La nuit était noire. Soudain, un éclair lumineux parut devant nous : les projecteurs allemands fouillaient le champ de bataille. Ils nous découvrirent. Nous étions à leur merci. Pendant deux heures, zigzaguant pour éviter que le tir pût être réglé, ma petite voiture blanche, marquée d’une croix rouge fut en butte au feu sauvage des batteries ennemies. Les gros obus tombaient, à gauche, à droite, devant nous. À chaque instant nous pensions notre dernière heure arrivée ; et c’était consciemment qu’ils nous bombardaient ainsi, car il n’y avait pas une seule troupe armée dans la plaine déserte que nous traversions.

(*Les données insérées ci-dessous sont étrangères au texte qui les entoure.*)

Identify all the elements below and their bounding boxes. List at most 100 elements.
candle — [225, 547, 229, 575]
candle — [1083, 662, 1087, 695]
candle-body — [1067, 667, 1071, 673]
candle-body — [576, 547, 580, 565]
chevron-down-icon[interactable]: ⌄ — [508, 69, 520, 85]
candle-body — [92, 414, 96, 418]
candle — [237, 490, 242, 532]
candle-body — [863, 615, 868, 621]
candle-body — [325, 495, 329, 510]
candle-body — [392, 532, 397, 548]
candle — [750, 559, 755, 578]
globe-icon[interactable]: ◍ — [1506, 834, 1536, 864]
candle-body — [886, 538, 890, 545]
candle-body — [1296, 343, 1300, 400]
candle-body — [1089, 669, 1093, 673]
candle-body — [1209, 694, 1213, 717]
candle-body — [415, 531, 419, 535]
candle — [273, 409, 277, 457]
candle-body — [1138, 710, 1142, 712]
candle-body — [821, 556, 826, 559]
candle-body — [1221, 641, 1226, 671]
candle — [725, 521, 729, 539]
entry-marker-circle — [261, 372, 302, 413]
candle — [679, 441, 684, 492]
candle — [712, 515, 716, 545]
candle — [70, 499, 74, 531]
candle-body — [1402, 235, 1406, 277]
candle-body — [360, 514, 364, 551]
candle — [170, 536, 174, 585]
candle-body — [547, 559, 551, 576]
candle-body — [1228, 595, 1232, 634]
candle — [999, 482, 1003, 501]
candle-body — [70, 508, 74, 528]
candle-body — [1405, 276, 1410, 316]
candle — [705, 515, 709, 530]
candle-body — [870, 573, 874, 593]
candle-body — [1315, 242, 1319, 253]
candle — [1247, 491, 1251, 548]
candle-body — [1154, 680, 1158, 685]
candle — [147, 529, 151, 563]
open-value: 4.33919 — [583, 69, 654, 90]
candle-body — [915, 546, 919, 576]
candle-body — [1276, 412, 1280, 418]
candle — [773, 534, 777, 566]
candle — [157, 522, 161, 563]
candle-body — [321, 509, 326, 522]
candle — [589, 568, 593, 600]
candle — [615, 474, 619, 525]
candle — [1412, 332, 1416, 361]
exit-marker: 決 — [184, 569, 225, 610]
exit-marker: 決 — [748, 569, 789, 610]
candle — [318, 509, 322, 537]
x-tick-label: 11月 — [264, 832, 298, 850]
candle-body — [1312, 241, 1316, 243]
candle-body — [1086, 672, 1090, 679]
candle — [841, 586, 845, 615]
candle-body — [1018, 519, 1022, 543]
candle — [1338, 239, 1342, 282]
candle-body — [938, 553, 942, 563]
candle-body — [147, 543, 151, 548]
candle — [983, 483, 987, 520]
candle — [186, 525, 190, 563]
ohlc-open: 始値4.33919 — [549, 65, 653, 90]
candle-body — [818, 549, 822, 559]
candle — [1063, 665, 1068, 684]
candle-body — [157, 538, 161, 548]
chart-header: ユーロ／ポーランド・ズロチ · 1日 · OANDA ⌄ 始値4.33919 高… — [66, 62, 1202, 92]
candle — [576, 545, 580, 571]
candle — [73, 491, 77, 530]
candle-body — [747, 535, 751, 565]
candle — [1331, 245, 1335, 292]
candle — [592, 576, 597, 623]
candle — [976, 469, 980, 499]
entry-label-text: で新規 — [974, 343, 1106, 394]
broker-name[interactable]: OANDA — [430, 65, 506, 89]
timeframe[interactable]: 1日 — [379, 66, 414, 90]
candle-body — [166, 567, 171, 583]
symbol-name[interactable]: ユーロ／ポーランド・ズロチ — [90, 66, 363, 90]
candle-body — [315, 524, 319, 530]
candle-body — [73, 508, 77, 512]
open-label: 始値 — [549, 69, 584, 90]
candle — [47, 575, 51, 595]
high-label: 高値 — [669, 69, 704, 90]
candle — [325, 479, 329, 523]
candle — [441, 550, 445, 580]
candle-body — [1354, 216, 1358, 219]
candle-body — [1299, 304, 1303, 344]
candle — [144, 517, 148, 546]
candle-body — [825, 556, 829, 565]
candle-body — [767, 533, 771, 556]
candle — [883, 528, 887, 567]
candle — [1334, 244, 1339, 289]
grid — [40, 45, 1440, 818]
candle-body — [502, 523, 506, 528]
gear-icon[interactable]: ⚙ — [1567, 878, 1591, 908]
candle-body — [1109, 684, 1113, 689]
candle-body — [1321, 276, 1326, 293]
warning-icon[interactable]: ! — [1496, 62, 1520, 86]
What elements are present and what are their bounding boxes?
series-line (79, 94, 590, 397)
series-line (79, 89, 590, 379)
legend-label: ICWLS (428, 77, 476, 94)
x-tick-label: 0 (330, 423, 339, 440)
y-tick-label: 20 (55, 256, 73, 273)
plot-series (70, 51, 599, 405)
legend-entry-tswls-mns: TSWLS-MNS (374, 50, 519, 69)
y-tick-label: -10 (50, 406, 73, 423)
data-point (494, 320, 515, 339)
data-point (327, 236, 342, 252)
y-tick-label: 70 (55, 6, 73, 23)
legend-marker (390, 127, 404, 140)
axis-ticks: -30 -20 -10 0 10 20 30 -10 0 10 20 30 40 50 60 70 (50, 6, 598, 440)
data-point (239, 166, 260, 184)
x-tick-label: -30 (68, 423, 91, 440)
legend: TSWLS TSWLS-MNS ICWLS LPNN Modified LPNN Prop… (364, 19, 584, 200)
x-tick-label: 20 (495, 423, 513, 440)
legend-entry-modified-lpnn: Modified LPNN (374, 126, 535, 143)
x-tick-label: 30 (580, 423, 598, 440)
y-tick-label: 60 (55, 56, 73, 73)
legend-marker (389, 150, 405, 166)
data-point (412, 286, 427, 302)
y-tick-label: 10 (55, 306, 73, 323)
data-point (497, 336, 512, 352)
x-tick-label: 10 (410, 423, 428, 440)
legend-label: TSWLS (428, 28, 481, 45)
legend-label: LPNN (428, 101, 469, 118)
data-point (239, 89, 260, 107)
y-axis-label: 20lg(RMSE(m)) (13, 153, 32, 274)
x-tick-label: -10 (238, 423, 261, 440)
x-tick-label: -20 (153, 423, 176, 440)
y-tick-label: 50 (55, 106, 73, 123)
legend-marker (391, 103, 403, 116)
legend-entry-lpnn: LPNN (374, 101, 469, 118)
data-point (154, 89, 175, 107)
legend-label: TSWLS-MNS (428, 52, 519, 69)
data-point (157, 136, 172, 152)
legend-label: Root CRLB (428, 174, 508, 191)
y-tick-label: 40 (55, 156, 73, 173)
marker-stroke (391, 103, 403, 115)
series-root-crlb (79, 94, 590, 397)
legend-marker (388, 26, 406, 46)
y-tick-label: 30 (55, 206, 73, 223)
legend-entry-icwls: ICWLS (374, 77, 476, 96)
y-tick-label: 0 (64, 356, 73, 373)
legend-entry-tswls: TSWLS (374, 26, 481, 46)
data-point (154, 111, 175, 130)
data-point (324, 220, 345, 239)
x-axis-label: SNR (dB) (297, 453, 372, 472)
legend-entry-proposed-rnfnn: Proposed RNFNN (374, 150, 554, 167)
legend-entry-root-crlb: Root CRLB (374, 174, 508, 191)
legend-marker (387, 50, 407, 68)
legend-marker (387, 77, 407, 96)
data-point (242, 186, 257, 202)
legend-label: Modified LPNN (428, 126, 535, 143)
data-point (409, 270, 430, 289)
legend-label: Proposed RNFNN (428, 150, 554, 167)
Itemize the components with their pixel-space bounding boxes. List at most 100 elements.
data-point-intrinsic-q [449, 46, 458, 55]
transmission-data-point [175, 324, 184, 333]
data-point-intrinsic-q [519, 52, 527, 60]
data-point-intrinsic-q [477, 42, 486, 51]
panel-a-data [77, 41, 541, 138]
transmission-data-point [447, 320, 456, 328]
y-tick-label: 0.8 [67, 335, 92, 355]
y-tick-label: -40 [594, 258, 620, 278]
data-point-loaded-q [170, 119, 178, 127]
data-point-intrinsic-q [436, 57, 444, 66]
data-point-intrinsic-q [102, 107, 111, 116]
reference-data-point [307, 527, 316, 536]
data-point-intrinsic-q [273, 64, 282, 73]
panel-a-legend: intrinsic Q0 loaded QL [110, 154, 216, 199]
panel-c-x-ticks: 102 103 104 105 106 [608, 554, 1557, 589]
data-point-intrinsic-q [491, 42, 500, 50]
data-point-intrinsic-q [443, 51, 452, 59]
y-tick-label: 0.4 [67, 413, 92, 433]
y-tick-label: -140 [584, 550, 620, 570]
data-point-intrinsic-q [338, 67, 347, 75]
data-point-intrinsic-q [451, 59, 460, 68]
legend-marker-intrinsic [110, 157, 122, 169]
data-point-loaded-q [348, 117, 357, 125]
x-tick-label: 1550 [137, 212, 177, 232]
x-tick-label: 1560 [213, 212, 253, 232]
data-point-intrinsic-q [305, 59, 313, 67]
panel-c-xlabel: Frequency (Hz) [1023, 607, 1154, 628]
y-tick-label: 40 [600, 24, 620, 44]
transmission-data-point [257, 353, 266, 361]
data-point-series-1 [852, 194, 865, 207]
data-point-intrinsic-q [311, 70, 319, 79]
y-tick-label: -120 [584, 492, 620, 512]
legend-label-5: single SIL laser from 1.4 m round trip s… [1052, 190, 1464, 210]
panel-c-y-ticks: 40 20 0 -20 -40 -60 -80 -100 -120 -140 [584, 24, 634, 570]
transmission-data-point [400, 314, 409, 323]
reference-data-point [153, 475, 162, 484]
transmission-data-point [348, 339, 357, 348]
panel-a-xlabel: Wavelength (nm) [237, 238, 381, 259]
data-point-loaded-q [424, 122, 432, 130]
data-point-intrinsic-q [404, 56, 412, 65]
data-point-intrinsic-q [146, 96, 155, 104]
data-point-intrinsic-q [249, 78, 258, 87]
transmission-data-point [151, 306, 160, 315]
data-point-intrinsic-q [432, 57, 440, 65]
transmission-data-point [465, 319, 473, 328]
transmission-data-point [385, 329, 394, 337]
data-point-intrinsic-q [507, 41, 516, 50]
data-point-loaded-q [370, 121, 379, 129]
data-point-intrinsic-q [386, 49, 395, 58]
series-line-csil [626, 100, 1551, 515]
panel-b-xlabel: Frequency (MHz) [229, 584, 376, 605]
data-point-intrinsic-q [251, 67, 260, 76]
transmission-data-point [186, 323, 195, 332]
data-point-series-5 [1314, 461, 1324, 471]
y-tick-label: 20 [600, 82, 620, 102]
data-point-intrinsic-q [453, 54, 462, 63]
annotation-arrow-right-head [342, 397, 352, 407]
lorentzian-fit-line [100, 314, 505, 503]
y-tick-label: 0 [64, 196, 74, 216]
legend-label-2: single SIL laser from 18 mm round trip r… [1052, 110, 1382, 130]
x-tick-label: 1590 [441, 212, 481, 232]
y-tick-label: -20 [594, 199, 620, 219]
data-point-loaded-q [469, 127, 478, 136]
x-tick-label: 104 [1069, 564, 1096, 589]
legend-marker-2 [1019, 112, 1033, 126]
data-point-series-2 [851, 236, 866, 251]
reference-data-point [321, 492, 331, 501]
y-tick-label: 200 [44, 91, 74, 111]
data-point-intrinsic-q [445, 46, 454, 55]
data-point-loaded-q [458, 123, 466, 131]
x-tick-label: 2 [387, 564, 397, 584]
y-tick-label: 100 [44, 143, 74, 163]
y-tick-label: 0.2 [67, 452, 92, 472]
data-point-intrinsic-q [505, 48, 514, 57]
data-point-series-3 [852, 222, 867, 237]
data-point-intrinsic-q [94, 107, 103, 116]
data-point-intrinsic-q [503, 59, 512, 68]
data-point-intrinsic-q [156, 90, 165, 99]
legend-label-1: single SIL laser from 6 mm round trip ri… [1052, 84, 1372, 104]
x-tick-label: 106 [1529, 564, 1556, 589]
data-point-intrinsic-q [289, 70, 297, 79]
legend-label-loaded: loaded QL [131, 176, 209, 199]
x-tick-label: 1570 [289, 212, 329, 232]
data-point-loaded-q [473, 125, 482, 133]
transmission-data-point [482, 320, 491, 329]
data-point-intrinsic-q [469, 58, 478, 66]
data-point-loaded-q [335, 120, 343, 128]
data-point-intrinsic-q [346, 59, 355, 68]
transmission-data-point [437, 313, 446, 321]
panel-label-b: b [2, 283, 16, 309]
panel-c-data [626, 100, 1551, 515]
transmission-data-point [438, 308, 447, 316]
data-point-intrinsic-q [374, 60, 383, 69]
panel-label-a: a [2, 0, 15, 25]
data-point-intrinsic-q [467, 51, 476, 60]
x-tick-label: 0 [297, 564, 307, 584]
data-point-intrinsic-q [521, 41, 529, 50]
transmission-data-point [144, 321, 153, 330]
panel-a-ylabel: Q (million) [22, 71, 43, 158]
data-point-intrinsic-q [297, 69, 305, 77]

C’est pour cet exploit suivi de bien d’autres analogues que Spera Meteleff obtient la croix de Saint-Georges.

Une autre sœur de charité, Vitalevna Poiré a pendant le cours de la même retraite continué à sauver les blessés sous le feu dans un village que l’arrière-garde russe allait abandonner.

Dans cette phase épique de la grande lutte, où tous les possibles se sont réalisés il n’a pas été rare de voir les infirmières se transformer en combattantes. Rima Mikaïlovna Ivanova est attachée comme infirmière au régiment d’infanterie d’Orenbourg. Avec lui, elle poursuit toute la retraite au travers des marécages polonais.